The war and political pressure from the U.S. eventually led to the negotiation of an agreement with England for its withdrawal from the 26 counties of the South in exchange for allegiance to the Brittish Crown and acceptance of the 6 northern most counties remaining as part of England. The Irish civil war then ensued as not all of the republicans including the nominal head of the movement, Éamon de Valera, and many of the fighters accepted the treaty.
The Politicization of religion
Well before the Rising, there were parliamentary attempts to achieve home rule for Ireland as there were a large number of Irish Members of Parliament in the Westminster led by Charles Parnell. According to Tim Pat Googan, an Irish journalist, William Gladstone’s Liberal party was ready to approve home rule in 1880s and it was the conservatives who deliberately played “The Orange Card” and to use fear of Catholic control over protestants living in the North to block it.
In 1913, as Home Rule was again being discussed, Edward Carson formed a paramilitary organization, the Ulster Volunteer Force, to forcible resist any attempt to impose Home Rule on the 6 northern counties. A mirror image was then created on the Catholic side which was a forerunner to the Irish Republican Army.
One aspect of the new Irish Free State was the apparently deep religious conviction of many of its political leaders who seemed to go out of their way to pass legislation to show their piety despite opposition from the Protestants who lived in the South such as the Irish poet William Butler Yeats. In a 1925 debate on outlawing divorce, for example, Yeats made a compelling speech urging the Irish Parliament to refrain from passing laws that the Protestant North would not find acceptable as it would only drive the communities farther apart and make re-unification impossible. Yeats and others were ignored in this and other sectarian issues and Ireland has lived with the consequences ever since.
The North, of course, went further than simply protecting Protestant interests and essentially disenfranchized Catholics in the six counties leading eventually to the sectarian “troubles” of the 1960s and 70s.
Lessons for the Middle East
In my class on Strategy and Geopolitics last term, we had the good fortune to have students from Lebanon, Kuwait, and Israel and the one thing they all agreed upon was that the different conflicts in the region were primarily political and that religious issues were mostly used to further political ends.

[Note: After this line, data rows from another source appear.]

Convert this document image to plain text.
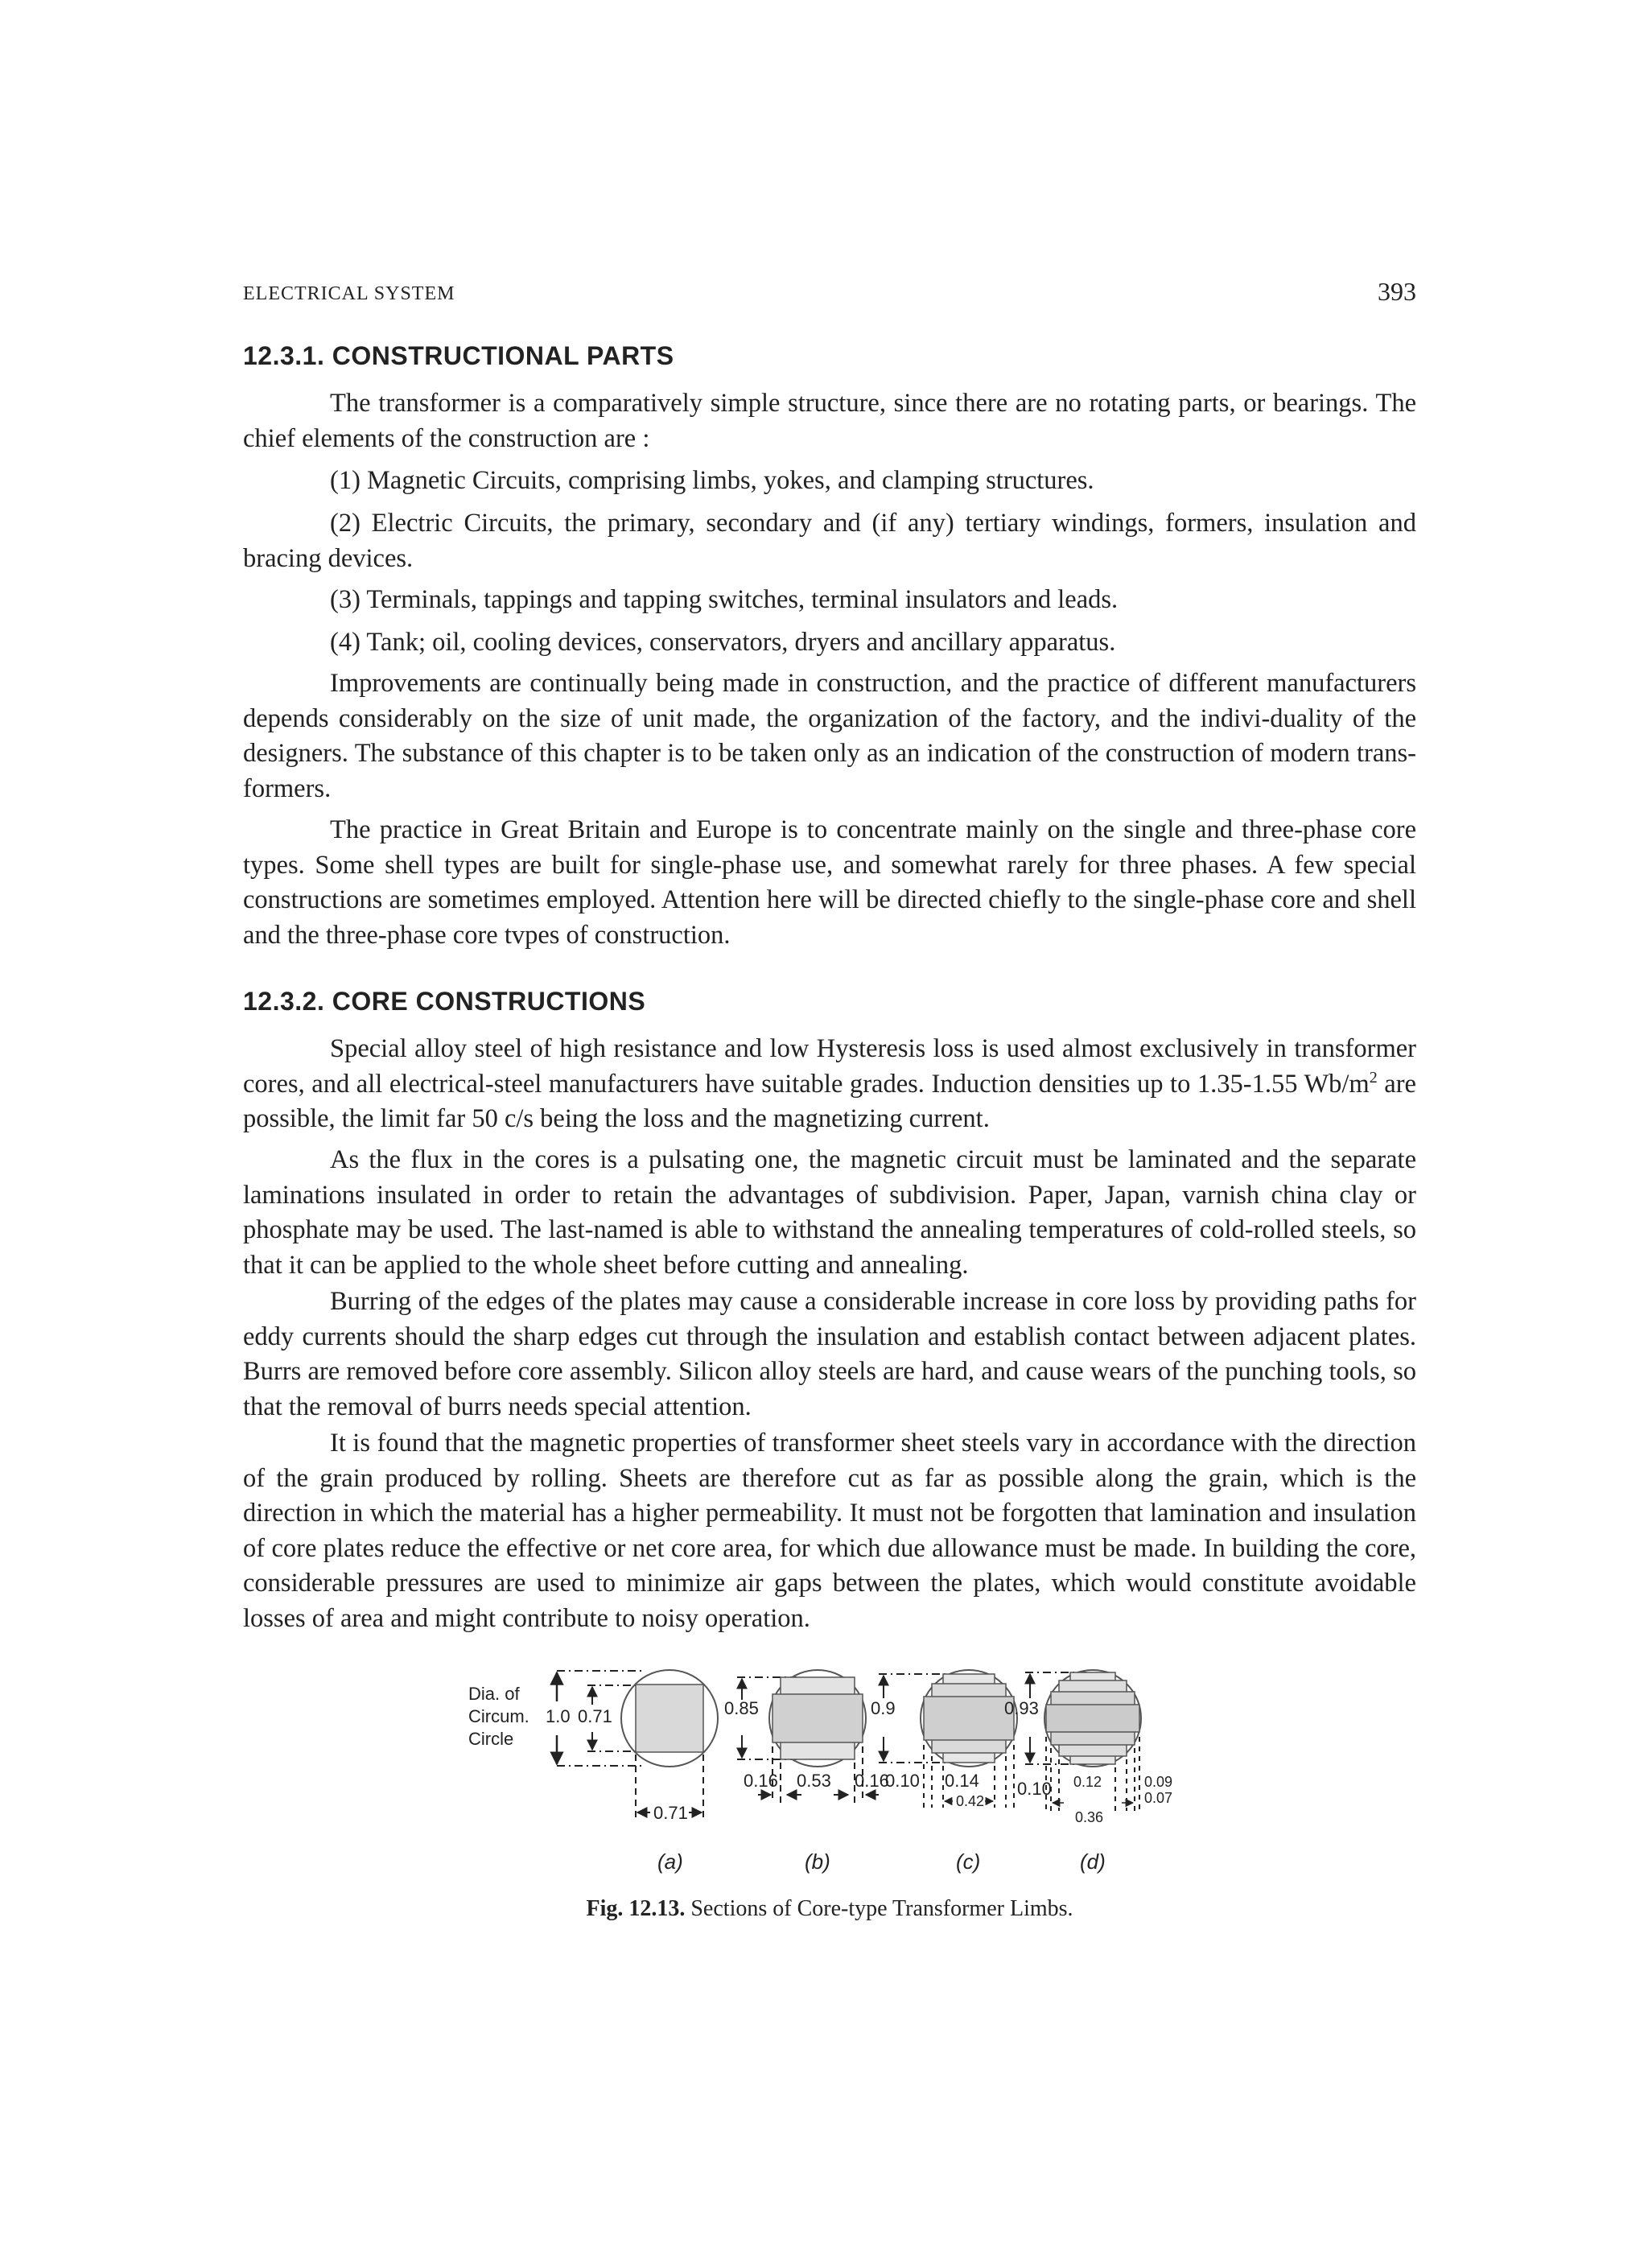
ELECTRICAL SYSTEM	393
12.3.1. CONSTRUCTIONAL PARTS

The transformer is a comparatively simple structure, since there are no rotating parts, or bearings. The chief elements of the construction are :

(1) Magnetic Circuits, comprising limbs, yokes, and clamping structures.

(2) Electric Circuits, the primary, secondary and (if any) tertiary windings, formers, insulation and bracing devices.

(3) Terminals, tappings and tapping switches, terminal insulators and leads.

(4) Tank; oil, cooling devices, conservators, dryers and ancillary apparatus.

Improvements are continually being made in construction, and the practice of different manufacturers depends considerably on the size of unit made, the organization of the factory, and the indivi-duality of the designers. The substance of this chapter is to be taken only as an indication of the construction of modern trans-formers.

The practice in Great Britain and Europe is to concentrate mainly on the single and three-phase core types. Some shell types are built for single-phase use, and somewhat rarely for three phases. A few special constructions are sometimes employed. Attention here will be directed chiefly to the single-phase core and shell and the three-phase core tvpes of construction.

12.3.2. CORE CONSTRUCTIONS

Special alloy steel of high resistance and low Hysteresis loss is used almost exclusively in transformer cores, and all electrical-steel manufacturers have suitable grades. Induction densities up to 1.35-1.55 $Wb/m^2$ are possible, the limit far 50 c/s being the loss and the magnetizing current.

As the flux in the cores is a pulsating one, the magnetic circuit must be laminated and the separate laminations insulated in order to retain the advantages of subdivision. Paper, Japan, varnish china clay or phosphate may be used. The last-named is able to withstand the annealing temperatures of cold-rolled steels, so that it can be applied to the whole sheet before cutting and annealing.

Burring of the edges of the plates may cause a considerable increase in core loss by providing paths for eddy currents should the sharp edges cut through the insulation and establish contact between adjacent plates. Burrs are removed before core assembly. Silicon alloy steels are hard, and cause wears of the punching tools, so that the removal of burrs needs special attention.

It is found that the magnetic properties of transformer sheet steels vary in accordance with the direction of the grain produced by rolling. Sheets are therefore cut as far as possible along the grain, which is the direction in which the material has a higher permeability. It must not be forgotten that lamination and insulation of core plates reduce the effective or net core area, for which due allowance must be made. In building the core, considerable pressures are used to minimize air gaps between the plates, which would constitute avoidable losses of area and might contribute to noisy operation.

Dia. of
Circum.
Circle
1.0 0.71
0.71
(a)
0.85
0.16 0.53 0.16
(b)
0.9
0.10 0.14
0.42
0.10
(c)
0.93
0.12
0.36
0.09
0.07
(d)
Fig. 12.13. Sections of Core-type Transformer Limbs.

Fear of religious persecution can be a powerful motivation to win votes and political support and religious fervor can be used to justify murder, war, and the de-humanization of whole groups of people.
In class, we made reference to the fact that religious wars were common in Europe up until the Peace of Westphalia in 1648 and that the Catholic – Protestant conflict was allowed (or perhaps encouraged) in Ulster up until recent times.

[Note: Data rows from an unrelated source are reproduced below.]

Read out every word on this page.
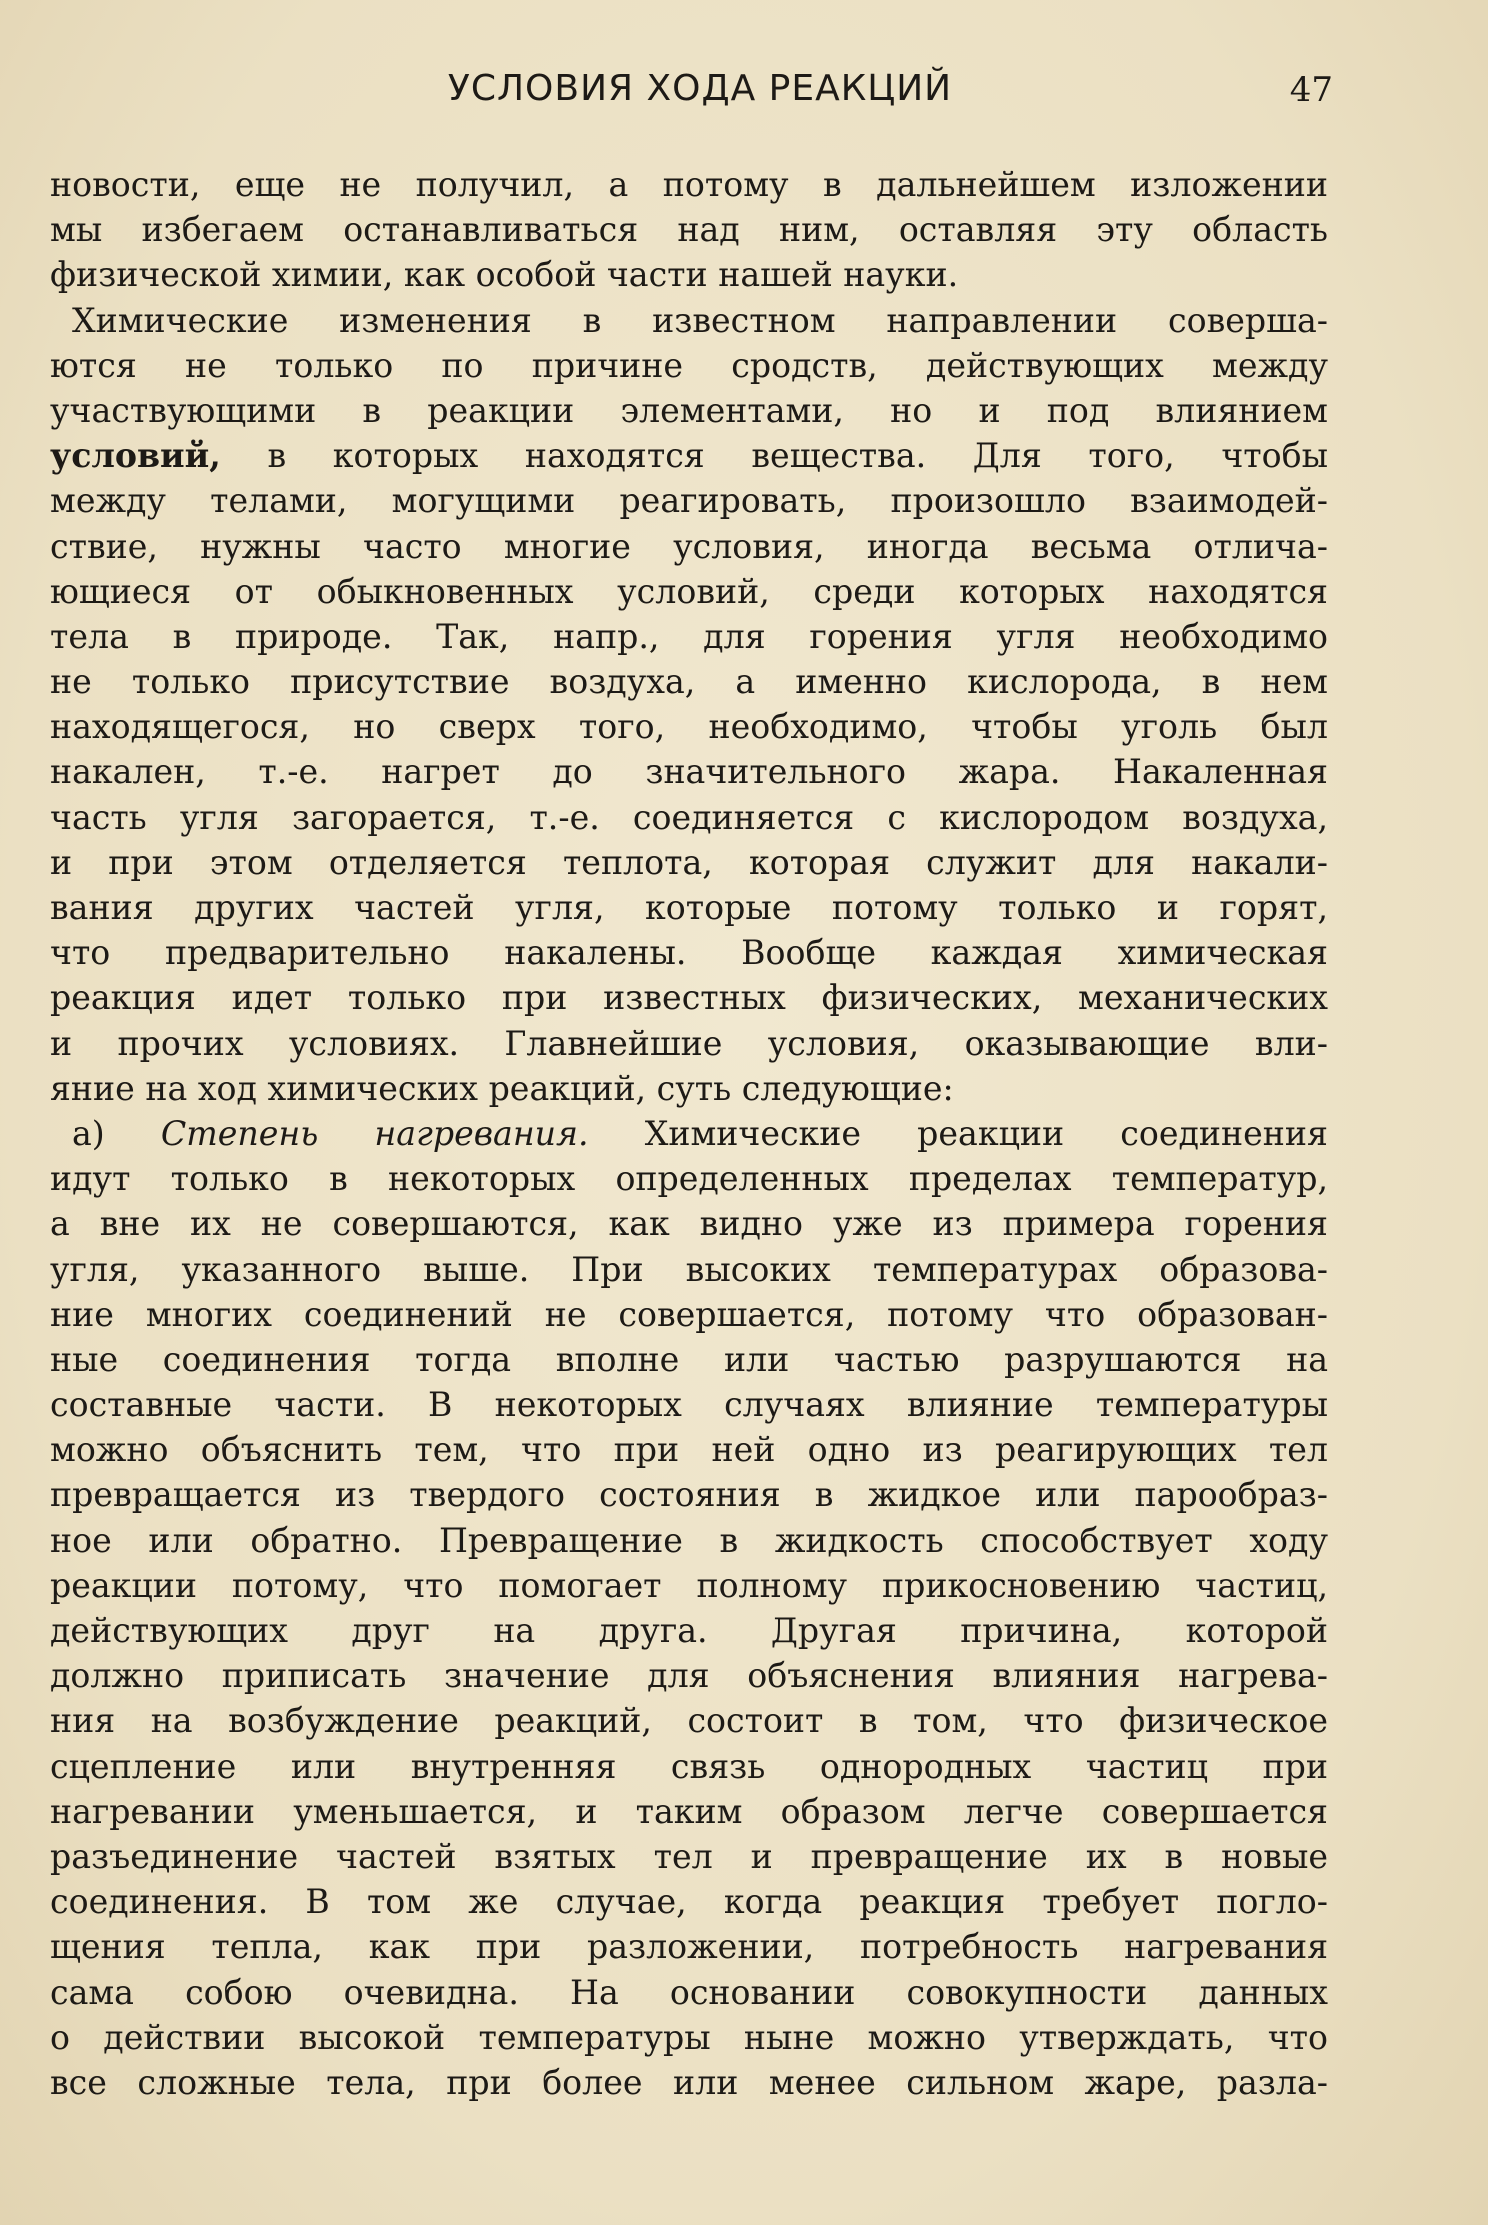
УСЛОВИЯ ХОДА РЕАКЦИЙ	47
новости, еще не получил, а потому в дальнейшем изложении
мы избегаем останавливаться над ним, оставляя эту область
физической химии, как особой части нашей науки.
Химические изменения в известном направлении соверша-
ются не только по причине сродств, действующих между
участвующими в реакции элементами, но и под влиянием
условий, в которых находятся вещества. Для того, чтобы
между телами, могущими реагировать, произошло взаимодей-
ствие, нужны часто многие условия, иногда весьма отлича-
ющиеся от обыкновенных условий, среди которых находятся
тела в природе. Так, напр., для горения угля необходимо
не только присутствие воздуха, а именно кислорода, в нем
находящегося, но сверх того, необходимо, чтобы уголь был
накален, т.-е. нагрет до значительного жара. Накаленная
часть угля загорается, т.-е. соединяется с кислородом воздуха,
и при этом отделяется теплота, которая служит для накали-
вания других частей угля, которые потому только и горят,
что предварительно накалены. Вообще каждая химическая
реакция идет только при известных физических, механических
и прочих условиях. Главнейшие условия, оказывающие вли-
яние на ход химических реакций, суть следующие:
а) Степень нагревания. Химические реакции соединения
идут только в некоторых определенных пределах температур,
а вне их не совершаются, как видно уже из примера горения
угля, указанного выше. При высоких температурах образова-
ние многих соединений не совершается, потому что образован-
ные соединения тогда вполне или частью разрушаются на
составные части. В некоторых случаях влияние температуры
можно объяснить тем, что при ней одно из реагирующих тел
превращается из твердого состояния в жидкое или парообраз-
ное или обратно. Превращение в жидкость способствует ходу
реакции потому, что помогает полному прикосновению частиц,
действующих друг на друга. Другая причина, которой
должно приписать значение для объяснения влияния нагрева-
ния на возбуждение реакций, состоит в том, что физическое
сцепление или внутренняя связь однородных частиц при
нагревании уменьшается, и таким образом легче совершается
разъединение частей взятых тел и превращение их в новые
соединения. В том же случае, когда реакция требует погло-
щения тепла, как при разложении, потребность нагревания
сама собою очевидна. На основании совокупности данных
о действии высокой температуры ныне можно утверждать, что
все сложные тела, при более или менее сильном жаре, разла-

It has taken the Irish 100 years to go from the Rising to the presently tolerant and prosperous country I visited last week and I can only hope that it will not take so long to find lasting peace between Israel and her neighbors on the one hand and between Shia and Sunni on the other.
Religion can have a central place in people’s lives but politics should be left to politicians and they should not weaponize people’s beliefs.